1 Mayıs'ta sendikacı amcalarla beraber "Neden gençler mitinglerde yok" diye konuştuktan sonra 15-20 yaş güruhunu aynı gün vizyona giren Avengers için sıra beklerken buldum. Biraz muhabbet ettim ve filmdeki Marvel kahramanlarını onlardan dinledim:
Iron Man (Demir Adam): Kostümsüz adı Tony Stark. Babadan zengin bir silah tüccarı. En büyük hobisi, Iron Man zırhının içinde uzaylı ve robotlarla savaşmak. En büyük şikayeti, "Iron Maiden" ile karıştırılmak. Uğurlu taşı ametis. Uğurlu rakamları 2, 14, 37...
Hulk: Bruce Banner. Naif bir biliminsanı. 2000 lira maaşa AR-GE çalışması yapmaktan bıkınca 'yeşil dev kaslı'ya dönüşüyor. İkinci filmde Scarlett Johansson'a yavşıyor. En büyük temennisi, çocukları olursa güzelliğini Scarlett'ten, zekasını Banner'dan, gücünü Hulk'tan alsın. En büyük şikayeti, "Gücünü halktan almak" esprilerine meze olmak...

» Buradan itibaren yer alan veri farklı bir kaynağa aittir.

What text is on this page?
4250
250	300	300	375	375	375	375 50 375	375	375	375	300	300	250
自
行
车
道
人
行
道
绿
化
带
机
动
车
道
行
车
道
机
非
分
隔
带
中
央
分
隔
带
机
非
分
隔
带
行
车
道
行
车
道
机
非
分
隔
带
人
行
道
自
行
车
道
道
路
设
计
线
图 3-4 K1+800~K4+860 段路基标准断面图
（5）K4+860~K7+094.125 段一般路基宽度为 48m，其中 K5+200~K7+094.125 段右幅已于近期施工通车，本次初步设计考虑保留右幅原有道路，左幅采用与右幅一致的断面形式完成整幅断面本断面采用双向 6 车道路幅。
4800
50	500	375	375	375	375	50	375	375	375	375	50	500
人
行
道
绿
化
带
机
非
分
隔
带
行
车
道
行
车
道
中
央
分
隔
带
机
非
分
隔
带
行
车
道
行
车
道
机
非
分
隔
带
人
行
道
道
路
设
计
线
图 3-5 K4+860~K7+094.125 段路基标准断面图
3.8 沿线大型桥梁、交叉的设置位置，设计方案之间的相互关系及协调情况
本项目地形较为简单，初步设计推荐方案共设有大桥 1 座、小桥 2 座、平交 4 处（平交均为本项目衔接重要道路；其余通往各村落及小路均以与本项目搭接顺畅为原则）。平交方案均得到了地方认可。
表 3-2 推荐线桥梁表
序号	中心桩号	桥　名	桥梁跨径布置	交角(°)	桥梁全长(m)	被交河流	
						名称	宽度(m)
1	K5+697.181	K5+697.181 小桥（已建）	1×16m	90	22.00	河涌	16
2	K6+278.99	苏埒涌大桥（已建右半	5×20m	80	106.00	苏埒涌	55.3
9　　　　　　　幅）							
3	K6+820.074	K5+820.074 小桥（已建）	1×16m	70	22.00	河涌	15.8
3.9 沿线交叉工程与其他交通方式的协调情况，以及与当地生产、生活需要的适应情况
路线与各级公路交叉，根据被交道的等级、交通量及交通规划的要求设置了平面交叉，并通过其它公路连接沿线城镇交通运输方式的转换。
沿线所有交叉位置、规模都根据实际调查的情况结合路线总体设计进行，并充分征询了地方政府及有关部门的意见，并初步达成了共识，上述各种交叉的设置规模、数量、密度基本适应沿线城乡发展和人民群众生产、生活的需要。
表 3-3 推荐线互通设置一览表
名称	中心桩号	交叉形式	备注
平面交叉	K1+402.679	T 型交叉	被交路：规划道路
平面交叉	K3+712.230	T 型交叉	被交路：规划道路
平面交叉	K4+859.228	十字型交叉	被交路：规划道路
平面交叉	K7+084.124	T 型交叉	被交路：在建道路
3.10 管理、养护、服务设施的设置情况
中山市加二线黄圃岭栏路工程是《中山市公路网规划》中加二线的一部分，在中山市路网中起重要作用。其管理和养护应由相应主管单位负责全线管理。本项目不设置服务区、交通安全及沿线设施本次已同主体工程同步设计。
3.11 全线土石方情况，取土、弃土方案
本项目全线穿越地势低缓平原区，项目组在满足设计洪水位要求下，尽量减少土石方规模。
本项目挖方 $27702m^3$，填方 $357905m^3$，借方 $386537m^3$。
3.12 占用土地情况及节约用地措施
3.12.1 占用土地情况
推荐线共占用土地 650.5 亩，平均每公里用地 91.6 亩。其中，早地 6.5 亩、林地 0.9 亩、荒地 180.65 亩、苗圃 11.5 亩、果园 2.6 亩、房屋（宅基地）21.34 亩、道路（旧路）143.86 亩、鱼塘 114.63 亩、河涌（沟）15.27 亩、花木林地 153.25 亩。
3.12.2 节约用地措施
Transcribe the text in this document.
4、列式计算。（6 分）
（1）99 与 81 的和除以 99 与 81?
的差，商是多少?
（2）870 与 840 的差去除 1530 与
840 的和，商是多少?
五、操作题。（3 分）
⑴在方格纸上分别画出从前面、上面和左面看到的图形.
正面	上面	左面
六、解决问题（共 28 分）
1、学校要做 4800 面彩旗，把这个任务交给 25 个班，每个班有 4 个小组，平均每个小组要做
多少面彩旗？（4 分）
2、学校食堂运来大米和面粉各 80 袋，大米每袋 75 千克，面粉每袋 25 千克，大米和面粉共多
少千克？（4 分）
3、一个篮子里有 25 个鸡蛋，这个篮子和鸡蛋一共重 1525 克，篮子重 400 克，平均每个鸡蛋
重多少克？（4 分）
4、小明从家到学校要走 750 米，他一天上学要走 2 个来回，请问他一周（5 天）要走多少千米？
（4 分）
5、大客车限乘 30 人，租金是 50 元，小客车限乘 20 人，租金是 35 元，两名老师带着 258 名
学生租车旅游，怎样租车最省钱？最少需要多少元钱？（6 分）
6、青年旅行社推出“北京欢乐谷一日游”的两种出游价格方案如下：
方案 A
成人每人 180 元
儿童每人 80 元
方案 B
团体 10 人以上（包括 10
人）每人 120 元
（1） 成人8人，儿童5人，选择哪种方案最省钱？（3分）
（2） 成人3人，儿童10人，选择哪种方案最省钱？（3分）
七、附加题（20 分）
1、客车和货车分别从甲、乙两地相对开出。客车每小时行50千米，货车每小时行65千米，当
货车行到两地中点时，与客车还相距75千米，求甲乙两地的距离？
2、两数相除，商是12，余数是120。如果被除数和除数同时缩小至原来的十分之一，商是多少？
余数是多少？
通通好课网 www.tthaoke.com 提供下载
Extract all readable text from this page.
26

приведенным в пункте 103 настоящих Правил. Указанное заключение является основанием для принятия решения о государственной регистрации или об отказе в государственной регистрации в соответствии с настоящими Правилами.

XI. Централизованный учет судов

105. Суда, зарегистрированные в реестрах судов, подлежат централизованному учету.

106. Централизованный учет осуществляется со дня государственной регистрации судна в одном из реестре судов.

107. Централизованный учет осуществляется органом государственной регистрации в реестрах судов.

Kara Dul: Scarlett Johansson'ın oynadığı bir Natasha Romanoff. Seri dövüşen ve düşmanın "ötmesini sağlayan" bir tarzı var. Scarlett, çekimler sırasında hamile olduğu için 3 adet dublör kullanmış. Çocuk da yapmış kariyer de (3 dublörle anam da yapardı)...
Kaptan Amerika: II. Dünya Savaşı'nda okyanus dibini boylamış, yıllarca donmuş bir halde kaldıktan sonra hayata dönmüş (içine nasıl bir katkı maddesi koydularsa artık). ABD bayraklı kostümüyle tam bir görev adamı, "Biz de emir kuluyuz arkadaşım" insanı.
Thor: "Mitolojik tanrı" kontenjanından... Baba tarafından aslen Asgard'lı. Elinde bir çekiç var, düşmanın kafasını yarma işlevini görüyor. Bu çekici Thor'dan başkası kaldıramıyor ("Ben kaldırırım" dediğinizi duyar gibiyim).
Şahin Göz: Okçu. Attığını vurur ıskalamaz... Ya O değil de Guiza vardı bi ara, o napıyor acaba?
Sizin için süper kahramanlarımızın gardrobuna girdik (görseler çok pis döverlerdi)
Filme gelelim mi artık, yoksa bütün Marvel evrenini dinleyecek miyiz?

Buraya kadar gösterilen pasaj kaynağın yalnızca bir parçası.